2005: A rare summer flood on the Red River, caused by unusual rains and saturated soil, peaks at 20.1 feet James.

 

2006: A spring flood on the Red River peaks at 20.4 feet James. After an initial scare, the City of Winnipeg responds effectively by employing flood-fighting lessons learned in 1997.

 

2009: Yet another spring flood on the Red River confounds forecasters by peaking at 22.6 feet James. Ice jams force Winnipeg to scramble to raise dikes, leading officials to amend the city's flood manual. Downstream, ice jams cause extensive damage to homes and cottages at Breezy Point, prompting buyouts.

 

2010: The $665-million expansion of the Red River Floodway is completed. In October, a "weather bomb" storm damages properties along Lake Winnipeg.

 

January 2011: Provincial forecasters predict significant floods on the Red, Assiniboine, Souris, Fisher and Icelandic rivers.

 

February 2011: Forecasters adjust their predictions upwards, prompting the City of Brandon to raise its dikes along the Assiniboine River.

 

March 2011: Forecasters also predict flooding on Lake Winnipeg.

 

April 2011: Ice jams on the Red River lead to evacuations at Breezy Point, where one home is destroyed. The Red River peaks in Winnipeg at 20.5 feet James on April 9, due to ice jams. The actual crest of the Red in southern Manitoba comes in below forecasts, but flooding forecasts on the Souris and Assiniboine rivers lead to more preparations in Brandon, Melita and Souris, among other communities.

 

May 2011: The Red crests in Winnipeg without event, but record flows on the Assiniboine lead to sudden evacuations in Brandon, an emergency expansion of the Portage Diversion's capacity and a frantic, military-aided effort to shore up dikes east of Portage la Prairie.

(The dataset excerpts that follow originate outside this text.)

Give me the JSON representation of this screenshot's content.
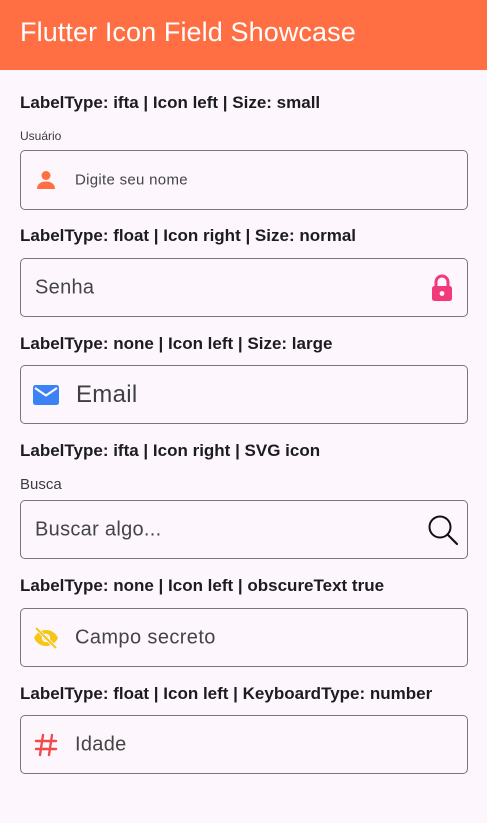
{
  "appbar": {
    "title": "Flutter Icon Field Showcase"
  },
  "sections": [
    {
      "title": "LabelType: ifta | Icon left | Size: small",
      "ifta_label": "Usuário",
      "placeholder": "Digite seu nome",
      "icon": "person-icon",
      "icon_color": "#ff6f43"
    },
    {
      "title": "LabelType: float | Icon right | Size: normal",
      "placeholder": "Senha",
      "icon": "lock-icon",
      "icon_color": "#f23a7a"
    },
    {
      "title": "LabelType: none | Icon left | Size: large",
      "placeholder": "Email",
      "icon": "email-icon",
      "icon_color": "#3b82f6"
    },
    {
      "title": "LabelType: ifta | Icon right | SVG icon",
      "ifta_label": "Busca",
      "placeholder": "Buscar algo...",
      "icon": "search-icon",
      "icon_color": "#111111"
    },
    {
      "title": "LabelType: none | Icon left | obscureText true",
      "placeholder": "Campo secreto",
      "icon": "visibility-off-icon",
      "icon_color": "#f5c518"
    },
    {
      "title": "LabelType: float | Icon left | KeyboardType: number",
      "placeholder": "Idade",
      "icon": "hashtag-icon",
      "icon_color": "#f04a4a"
    }
  ]
}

The province also takes the unprecedented step of cutting a hole in the Assiniboine River dike at Hoop and Holler Bend on May 14 in an effort to prevent catastrophic flooding that would result from a dike failure further east or a breach in the Portage Diversion. Lake St. Martin First Nation is also evacuated. Defences in Brandon and along the diversion hold, but a May 31 storm damages or destroys hundreds of homes and cottages at Twin Lakes Beach and other communities at the south end of Lake Manitoba.

 

June 2011: People living around Lake Manitoba scramble to protect their homes, cottages and farms as the lake continues to rise.

 

July 2011: Lake Winnipeg peaks at 717 feet and Lake Manitoba peaks at a record 817.3 feet. The province ponders options for building an emergency channel to drain Lake St. Martin into Lake Winnipeg, in an effort to allow more water to flow out of Lake Manitoba.

 

August 2011: Construction begins on the $100-million Lake St. Martin Emergency Channel, which allows the lake to drain into Big Buffalo Lake and the Dauphin River on the way to Lake Winnipeg.

 

November 2011: The Lake St. Martin Emergency Channel opens.

 

December 2011: Approaching Christmas, 2,778 Manitobans remain evacuated due to flooding. The province pegs the cost of the 2011 flood at $945 million, including mitigation, compensation and the emergency channel.